I have been by her side since her stroke every therapy she got. I repeated it in her hospital room and her recovery was amazing, but they couldn’t really do anything for her arm (mainly due to the pain). I asked them about a sling to hold her arm and shoulder joint in place (they said the pain and swelling was from pinched nerves in the shoulder). They said that she just had to work through the pain because there was no sling that really worked for the sublux shoulder.
My answer to that: bull*&^%.
I watched her therapist hold her arm in place and her pain went away. I started searching for a sling …and sadly they were right. Every sling I found caused more harm than good…and they wouldn’t let me put any on her. (They did try the givemore sling, but it just didn’t work. Every time she bent her arm, her shoulder fell down).
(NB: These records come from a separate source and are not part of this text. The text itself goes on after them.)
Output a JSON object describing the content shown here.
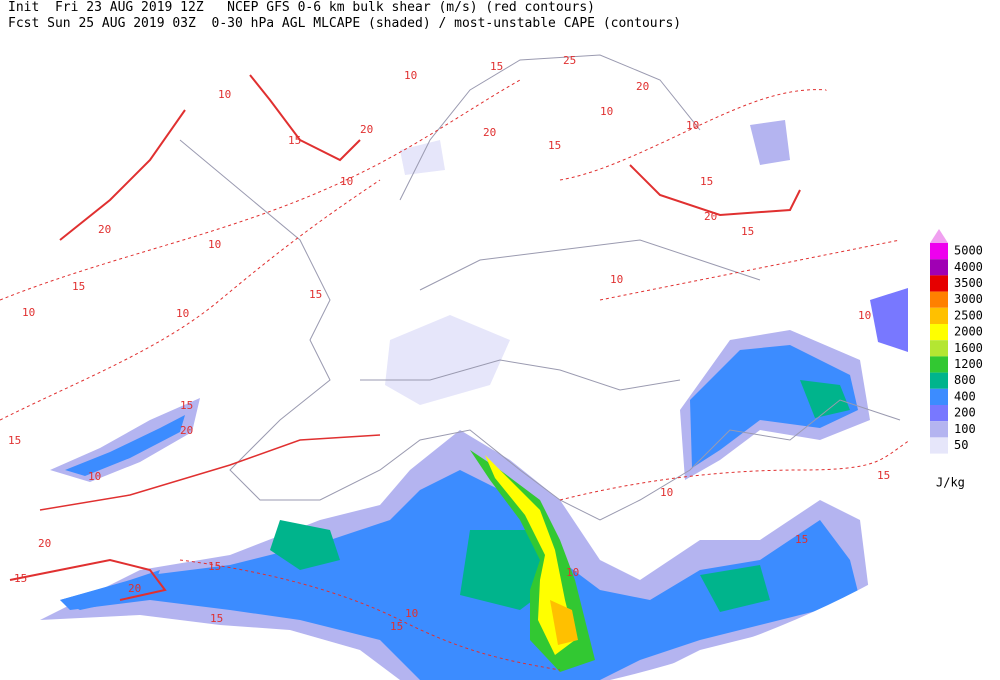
{
  "header": {
    "line1": "Init  Fri 23 AUG 2019 12Z   NCEP GFS 0-6 km bulk shear (m/s) (red contours)",
    "line2": "Fcst Sun 25 AUG 2019 03Z  0-30 hPa AGL MLCAPE (shaded) / most-unstable CAPE (contours)"
  },
  "legend": {
    "levels": [
      5000,
      4000,
      3500,
      3000,
      2500,
      2000,
      1600,
      1200,
      800,
      400,
      200,
      100,
      50
    ],
    "colors": [
      "#ee00ee",
      "#a000b4",
      "#e60000",
      "#ff8000",
      "#ffc000",
      "#ffff00",
      "#b4e632",
      "#32c832",
      "#00b48c",
      "#3c8cff",
      "#7878ff",
      "#b4b4f0",
      "#e6e6fa"
    ],
    "extend_color": "#f0a0f0",
    "unit": "J/kg"
  },
  "contour_labels": [
    "10",
    "10",
    "15",
    "25",
    "20",
    "10",
    "10",
    "20",
    "20",
    "15",
    "15",
    "15",
    "20",
    "10",
    "15",
    "10",
    "10",
    "20",
    "15",
    "15",
    "10",
    "10",
    "15",
    "20",
    "15",
    "10",
    "10",
    "10",
    "15",
    "15",
    "10",
    "15",
    "20",
    "20",
    "15",
    "10",
    "15",
    "15"
  ]
}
Well, I didn’t stop there.
When she got home, she had in-home care and I started making different slings while her therapist kept telling me what was wrong with each sling (I made 10 kinds). Finally, they started liking where I was going with number 11. When I finished it, her therapist loved it. Her pain level dropped to where she no longer takes pain meds. The recovery of her arm jumped 80% in two weeks. Now, all of her doctors and the therapist require her to wear the sling I made.
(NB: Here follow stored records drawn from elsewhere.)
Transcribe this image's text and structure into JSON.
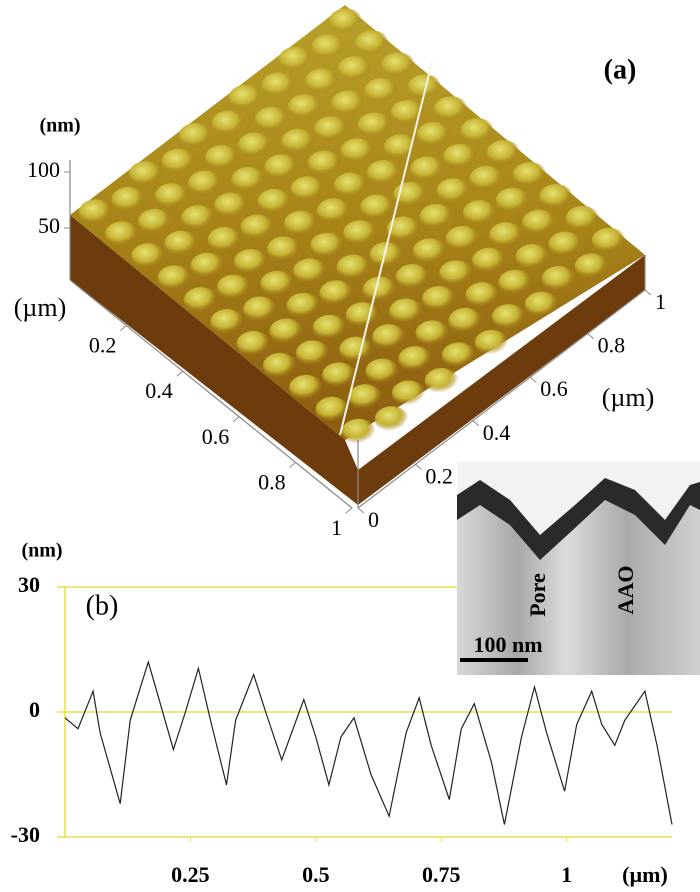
{
  "chart_data": [
    {
      "type": "surface3d",
      "label": "(a)",
      "zlabel": "(nm)",
      "zlim": [
        0,
        100
      ],
      "zticks": [
        50,
        100
      ],
      "xlabel": "(µm)",
      "xlim": [
        0,
        1
      ],
      "xticks": [
        0.2,
        0.4,
        0.6,
        0.8,
        1
      ],
      "ylabel": "(µm)",
      "ylim": [
        0,
        1
      ],
      "yticks": [
        0,
        0.2,
        0.4,
        0.6,
        0.8,
        1
      ]
    },
    {
      "type": "line",
      "label": "(b)",
      "ylabel": "(nm)",
      "xlabel": "(µm)",
      "xlim": [
        0,
        1.21
      ],
      "ylim": [
        -30,
        30
      ],
      "yticks": [
        -30,
        0,
        30
      ],
      "xticks": [
        0.25,
        0.5,
        0.75,
        1
      ],
      "grid": true,
      "grid_color": "#e8e04a",
      "series": [
        {
          "color": "#222222",
          "x": [
            0,
            0.026,
            0.056,
            0.07,
            0.11,
            0.13,
            0.166,
            0.19,
            0.216,
            0.24,
            0.266,
            0.29,
            0.322,
            0.34,
            0.376,
            0.4,
            0.432,
            0.476,
            0.5,
            0.526,
            0.55,
            0.576,
            0.61,
            0.646,
            0.68,
            0.706,
            0.73,
            0.766,
            0.79,
            0.816,
            0.85,
            0.876,
            0.91,
            0.936,
            0.96,
            0.996,
            1.02,
            1.05,
            1.07,
            1.096,
            1.116,
            1.156,
            1.18,
            1.21
          ],
          "values": [
            -1.4,
            -4,
            5,
            -5,
            -22,
            -2,
            12,
            2,
            -9,
            0,
            10.5,
            -2,
            -17.5,
            -2,
            9,
            0,
            -11.5,
            3,
            -6,
            -17.5,
            -6,
            -1.4,
            -15,
            -25,
            -5,
            3.4,
            -8,
            -21,
            -4,
            2,
            -12,
            -27,
            -6,
            6,
            -5,
            -19,
            -3,
            5,
            -3,
            -8,
            -2,
            5,
            -8,
            -27
          ]
        }
      ]
    }
  ],
  "inset": {
    "pore": "Pore",
    "aao": "AAO",
    "scale": "100 nm"
  }
}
All of her doctors and therapists kept telling me to patent the sling and get it out to the public because there were so many people out there that needed one. So I applied for a patent and put together a workshop to make them.
Over the years, many people have tried to make an arm support for patients with shoulder problems. For a sling to meet the needs of the patient, it has to conform to criteria considerations such as subluxation reduction, easily worn/put on, ability to wear under clothing comfortably, weight distribution, freedom of movement of both upper and lower parts of the arm while keeping the shoulder in place. Our sling meets all these requirements.
My sling starts with a comfortable arm support. I start with an elastic arm band with non-elastic cloth ends with elastic hook and loop fastening system for arm size and comfort . This is placed over the bicep of each arm. Each arm support has a strap permanently mounted on the top front and one strap grommet and one quick-release buckle mounted to the top rear.
The straps are made of semi-elastic material. The top 2 straps start in front of the shoulder and go over the shoulder, crossing each other in the top middle of the back, and the strap from the top front of each arm support connects to the opposite arm support at a point at the top of the arm pit in the back at the buckle so you can adjust the upward pull on the injured shoulder. The third strap runs across the back from arm pit to arm pit with a hook and loop adjustment for lateral support of the shoulder joint.”
If you, or somebody you know, have a subluxed shoulder, go to this site:
Scroll down to the bottom and that’s where you can buy the sling.
Even though I had my stroke 3 1/2 years ago, Robert, who communicates through the therapist, says it might help me restore my arm somewhat. My sling arrived today and I’ll report back to you in three months how it’s working out. As I often say, stay tuned!
*Editor’s note: Joyce has been using the sling for over a month now and says she is pain free!